What is difference between unsafe code and unmanaged code in C#?
Unsafe code in C# allows the use of pointers. In the context of the CLR, there is no unmanaged code in C#.
Unsafe code runs inside the CLR while un-managed code runs outside the CLR.
An example of unsafe code would be:
unsafe class MyClass
{
private int * intPtr;
}
You can use pointers anywhere in this class.

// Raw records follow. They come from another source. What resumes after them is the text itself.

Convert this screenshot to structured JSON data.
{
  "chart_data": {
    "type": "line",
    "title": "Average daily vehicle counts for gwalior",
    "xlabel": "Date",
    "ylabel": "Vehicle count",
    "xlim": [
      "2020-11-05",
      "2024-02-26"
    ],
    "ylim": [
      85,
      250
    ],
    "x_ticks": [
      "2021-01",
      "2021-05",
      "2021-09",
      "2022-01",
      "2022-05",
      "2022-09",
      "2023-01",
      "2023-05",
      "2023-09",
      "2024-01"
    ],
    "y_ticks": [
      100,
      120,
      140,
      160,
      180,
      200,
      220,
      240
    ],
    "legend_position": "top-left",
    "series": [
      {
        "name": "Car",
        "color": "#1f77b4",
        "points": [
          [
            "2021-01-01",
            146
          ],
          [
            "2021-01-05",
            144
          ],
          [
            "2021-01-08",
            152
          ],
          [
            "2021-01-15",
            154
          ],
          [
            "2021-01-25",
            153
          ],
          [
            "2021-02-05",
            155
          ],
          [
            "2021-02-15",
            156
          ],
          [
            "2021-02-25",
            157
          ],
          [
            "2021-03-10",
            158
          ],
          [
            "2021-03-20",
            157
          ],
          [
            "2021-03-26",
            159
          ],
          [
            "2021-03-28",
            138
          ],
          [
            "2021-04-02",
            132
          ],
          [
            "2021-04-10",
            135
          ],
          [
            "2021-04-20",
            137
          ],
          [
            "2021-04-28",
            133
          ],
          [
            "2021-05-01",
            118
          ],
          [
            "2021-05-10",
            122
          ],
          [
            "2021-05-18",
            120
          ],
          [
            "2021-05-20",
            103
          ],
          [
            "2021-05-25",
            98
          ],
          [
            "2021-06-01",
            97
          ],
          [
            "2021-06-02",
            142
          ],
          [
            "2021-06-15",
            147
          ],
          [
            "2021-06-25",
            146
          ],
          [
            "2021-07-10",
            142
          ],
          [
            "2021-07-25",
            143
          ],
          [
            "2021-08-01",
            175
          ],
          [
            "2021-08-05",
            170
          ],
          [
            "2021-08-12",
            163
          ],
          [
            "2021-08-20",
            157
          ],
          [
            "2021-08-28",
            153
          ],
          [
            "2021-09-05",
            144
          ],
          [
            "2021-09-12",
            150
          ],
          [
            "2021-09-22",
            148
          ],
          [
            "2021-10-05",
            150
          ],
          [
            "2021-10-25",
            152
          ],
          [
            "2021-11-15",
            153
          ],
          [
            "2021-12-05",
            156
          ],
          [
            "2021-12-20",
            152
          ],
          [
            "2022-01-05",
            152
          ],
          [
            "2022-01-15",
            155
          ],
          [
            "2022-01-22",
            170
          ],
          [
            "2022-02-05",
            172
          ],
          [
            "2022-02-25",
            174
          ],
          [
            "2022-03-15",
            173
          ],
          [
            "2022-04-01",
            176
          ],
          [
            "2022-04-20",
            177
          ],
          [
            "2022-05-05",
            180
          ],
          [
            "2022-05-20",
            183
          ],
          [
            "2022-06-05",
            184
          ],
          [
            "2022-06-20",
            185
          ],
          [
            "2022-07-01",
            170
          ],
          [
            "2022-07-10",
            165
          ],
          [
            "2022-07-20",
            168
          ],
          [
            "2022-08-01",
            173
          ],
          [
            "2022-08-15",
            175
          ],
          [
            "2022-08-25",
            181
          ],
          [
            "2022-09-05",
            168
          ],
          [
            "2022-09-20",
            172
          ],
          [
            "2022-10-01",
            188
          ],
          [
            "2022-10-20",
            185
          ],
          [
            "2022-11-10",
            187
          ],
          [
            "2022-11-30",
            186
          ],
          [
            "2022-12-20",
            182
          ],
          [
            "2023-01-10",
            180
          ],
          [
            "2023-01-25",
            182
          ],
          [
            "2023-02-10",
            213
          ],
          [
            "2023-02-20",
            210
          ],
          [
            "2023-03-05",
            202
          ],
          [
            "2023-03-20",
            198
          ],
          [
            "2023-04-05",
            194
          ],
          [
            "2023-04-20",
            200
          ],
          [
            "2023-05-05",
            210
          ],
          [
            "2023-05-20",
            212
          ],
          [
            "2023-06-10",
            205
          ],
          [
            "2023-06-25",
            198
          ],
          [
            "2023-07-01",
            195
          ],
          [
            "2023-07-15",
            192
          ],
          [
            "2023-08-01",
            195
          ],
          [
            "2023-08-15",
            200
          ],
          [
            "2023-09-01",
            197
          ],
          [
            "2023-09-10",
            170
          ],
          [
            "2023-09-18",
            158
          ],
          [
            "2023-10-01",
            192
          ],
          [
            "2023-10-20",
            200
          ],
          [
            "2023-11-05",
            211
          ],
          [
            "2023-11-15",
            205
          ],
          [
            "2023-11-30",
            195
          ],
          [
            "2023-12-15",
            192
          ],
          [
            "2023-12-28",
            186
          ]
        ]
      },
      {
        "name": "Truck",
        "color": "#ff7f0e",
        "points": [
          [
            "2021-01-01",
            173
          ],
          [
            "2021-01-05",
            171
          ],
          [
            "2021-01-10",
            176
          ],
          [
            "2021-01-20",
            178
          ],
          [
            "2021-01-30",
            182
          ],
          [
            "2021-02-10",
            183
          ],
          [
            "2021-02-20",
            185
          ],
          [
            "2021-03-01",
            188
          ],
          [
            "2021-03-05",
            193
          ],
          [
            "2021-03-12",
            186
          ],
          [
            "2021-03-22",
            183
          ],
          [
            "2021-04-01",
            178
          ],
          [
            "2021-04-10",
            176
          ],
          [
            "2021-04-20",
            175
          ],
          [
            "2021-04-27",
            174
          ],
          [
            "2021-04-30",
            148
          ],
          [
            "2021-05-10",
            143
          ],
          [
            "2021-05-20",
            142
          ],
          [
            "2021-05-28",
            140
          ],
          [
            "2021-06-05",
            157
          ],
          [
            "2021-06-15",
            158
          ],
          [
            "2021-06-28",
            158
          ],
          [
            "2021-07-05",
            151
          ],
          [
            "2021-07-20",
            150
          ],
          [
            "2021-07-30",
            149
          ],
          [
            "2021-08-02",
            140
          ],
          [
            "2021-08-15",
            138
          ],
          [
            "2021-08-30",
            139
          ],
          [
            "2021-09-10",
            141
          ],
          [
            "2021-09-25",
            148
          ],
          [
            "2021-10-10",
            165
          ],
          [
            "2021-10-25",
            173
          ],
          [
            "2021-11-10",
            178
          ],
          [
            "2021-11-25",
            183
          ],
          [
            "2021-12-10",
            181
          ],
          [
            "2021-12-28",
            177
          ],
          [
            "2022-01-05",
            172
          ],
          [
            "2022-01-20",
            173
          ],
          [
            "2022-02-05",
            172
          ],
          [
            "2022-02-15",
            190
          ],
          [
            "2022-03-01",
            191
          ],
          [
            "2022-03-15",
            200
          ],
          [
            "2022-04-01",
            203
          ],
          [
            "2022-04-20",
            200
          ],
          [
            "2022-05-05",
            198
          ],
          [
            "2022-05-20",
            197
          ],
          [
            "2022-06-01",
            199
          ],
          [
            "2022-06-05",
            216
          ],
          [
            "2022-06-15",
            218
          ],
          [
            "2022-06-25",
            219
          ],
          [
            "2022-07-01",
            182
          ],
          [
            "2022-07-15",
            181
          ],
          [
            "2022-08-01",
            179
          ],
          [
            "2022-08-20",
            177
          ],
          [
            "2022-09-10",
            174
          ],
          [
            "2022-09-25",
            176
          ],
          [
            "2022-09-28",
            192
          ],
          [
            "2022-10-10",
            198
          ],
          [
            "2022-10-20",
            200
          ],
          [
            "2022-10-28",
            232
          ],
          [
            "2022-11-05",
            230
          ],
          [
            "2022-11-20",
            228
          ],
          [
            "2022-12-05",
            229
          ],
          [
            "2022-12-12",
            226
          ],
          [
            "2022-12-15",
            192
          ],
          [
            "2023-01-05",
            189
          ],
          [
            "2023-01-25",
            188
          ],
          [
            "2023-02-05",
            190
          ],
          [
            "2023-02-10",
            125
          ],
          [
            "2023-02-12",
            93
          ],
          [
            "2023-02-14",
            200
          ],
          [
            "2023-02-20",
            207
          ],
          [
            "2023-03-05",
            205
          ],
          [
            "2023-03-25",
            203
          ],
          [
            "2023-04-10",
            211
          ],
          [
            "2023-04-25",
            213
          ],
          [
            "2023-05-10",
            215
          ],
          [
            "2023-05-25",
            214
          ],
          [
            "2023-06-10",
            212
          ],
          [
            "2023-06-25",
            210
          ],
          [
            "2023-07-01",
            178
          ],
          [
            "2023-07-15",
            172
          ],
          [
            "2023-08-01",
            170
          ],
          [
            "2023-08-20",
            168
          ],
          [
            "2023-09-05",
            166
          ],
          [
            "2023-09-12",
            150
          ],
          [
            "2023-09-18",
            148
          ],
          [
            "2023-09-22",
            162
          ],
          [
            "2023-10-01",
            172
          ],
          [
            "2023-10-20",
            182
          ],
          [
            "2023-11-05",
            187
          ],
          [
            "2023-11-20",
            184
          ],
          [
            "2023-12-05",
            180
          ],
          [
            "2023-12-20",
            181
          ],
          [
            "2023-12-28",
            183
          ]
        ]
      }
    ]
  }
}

An example of unmanaged code is:
class MyClass
{
[DllImport("someUnmanagedDll.dll")]
static extern int UnManagedCodeMethod(string msg, string title);
public static void Main()
{
UnManagedCodeMethod("calling unmanaged code", "hi");
}
}
It is not necessarily unmanaged code itself, but calling it.
managed code runs under supervision of the CLR (Common Language Runtime). This is responsible for things like memory management and garbage collection.
So unmanaged simply runs outside of the context of the CLR. unsafe is kind of "in between" managed and unmanaged. unsafe still runs under the CLR, but it will let you access memory directly through pointers.
Unsafe - Code that can be outside the verifiable subset of CIL
Unmanaged - Code that is not managed by the runtime and is thus not visible to the GC (for example a native compiled x86 function would be unmanaged.)